For `BaseViewTest` (`from drftest import BaseViewTest`) you override the following two methods:
```python
@abstractmethod
def _make_url(self, kwargs=None):
"""
:param kwargs: path parameters in a form which can get passed to django's
reverse function
:return: url which is being tested. (Most probably generated using django's reverse
function)
"""
raise NotImplementedError()


@abstractmethod
def _get_view_class(self):
"""
:return: The view class which is being tested. For example if MyAwsomeView is being
tested, this method should look like `return MyAwsomeView`
"""
raise NotImplementedError
```

Also for tests where the url being tested has some path parameters you should override the
following method as well. (It defaults to returning `None`.)
```python
def _get_default_url_kwargs(self):
"""
:return: A dictionary where the keys are name of path parameters and the values
are their default values. It doesn't matter if the values are not meaningful
defaults. The output is just used by tests generated by drftest which check
whether or not things like url mapping, etc are working and your view is working.
"""
return None
```

In case the view class being tested has some `permission_classes` your tests can inherit
`BaseAuthenticatedViewTest` (`from drftest import BaseAuthenticatedViewTest`) instead of
`BaseViewTest`. This way you should also override a fourth method which looks like:
```python
@abstractmethod
def _get_permission_classes(self):
"""
Should return a list of permission classes. drftest generates a testcase to check if
result of calling this method matches those specified by `permission_classes` attribute
of your class. This way you can test your permission classes separately and in other
tests just use drftest's auto-generated testcases to check if correct permissions are set.
"""
raise NotImplementedError()
```

Finally whenever you need to make a request use `self._get_for_response`, `self._post_for_response`,
`self._put_for_response`, `self._head_for_response` or `self._patch_for_response`. Here's what each
of their parameters does (None of them are required. They all have default values.):

* **User** is user of the request. User will be authenticated using `AuthProvider` you wrote earlier.
If user is not given, request will be sent using an anonymous user.
* **data** is body of requests (in case of things like POST) or query parameters (in case of
things like GET or DELETE that do not have a body.)
* **url_kwargs** is a dictionary specifying path parameters to use.
* **format** defaults to `json`. Can also be set to `multipart`. Docs will not get generated
for multipart requests.
* **docs** is a boolean whether or not the request should appear in docs and defaults to `True`
* **extra [as kwargs]** Headers can be passed as kwargs.

# Using generated docs
Docs are generated to be used with [mkdocs](https://www.mkdocs.org/). Installing it takes only
a single command. After installing it you can use `mkdocs serve` to run the docs and then
visit them at `http://localhost:8000`. You can
also generate a static website out of it very easily.
For more information visit [mkdocs](https://www.mkdocs.org/).
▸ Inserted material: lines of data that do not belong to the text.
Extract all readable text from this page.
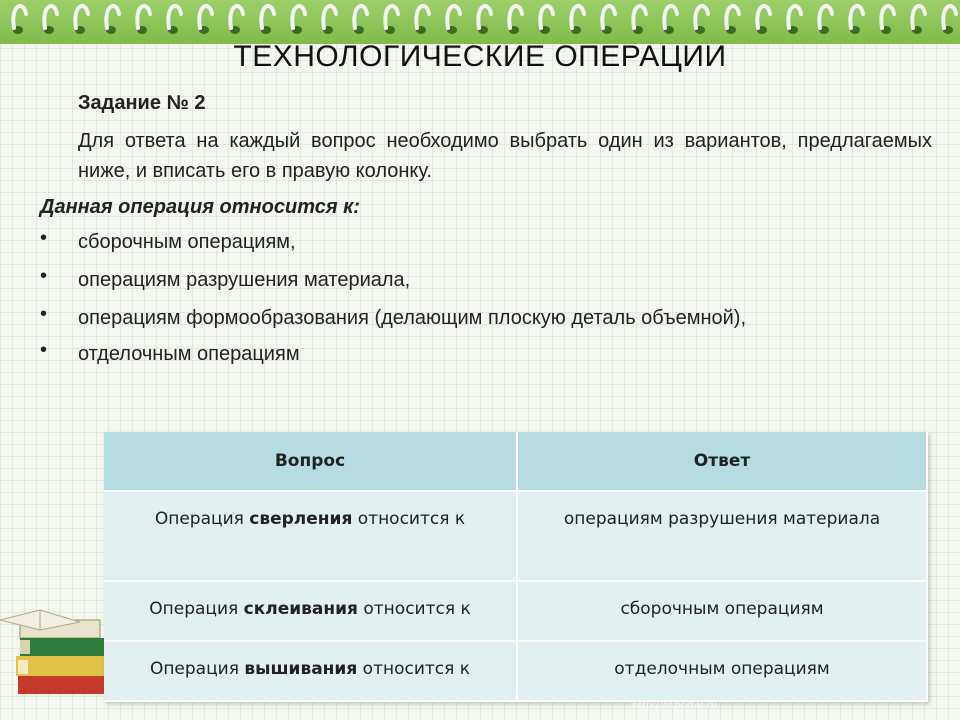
ТЕХНОЛОГИЧЕСКИЕ ОПЕРАЦИИ
Задание № 2
Для ответа на каждый вопрос необходимо выбрать один из вариантов, предлагаемых ниже, и вписать его в правую колонку.
Данная операция относится к:
• сборочным операциям,
• операциям разрушения материала,
• операциям формообразования (делающим плоскую деталь объемной),
• отделочным операциям
Вопрос	Ответ
Операция сверления относится к	операциям разрушения материала
Операция склеивания относится к	сборочным операциям
Операция вышивания относится к	отделочным операциям
http://nsportal.ru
Here's how you can install mkdocs onn mac and ubuntu respectively.

```
brew install mkdocs
sudo apt-get install mkdocs-doc
```

# Advantages
* You will not repeat things like writing url of test, name of class being tested,
authentication mechanism for user sending requests in your tests, etc in each and every test.
* Tests of your view will all look quite similar even if multiple people are working on them
simultaneously.
* Docs will get generated from your tests.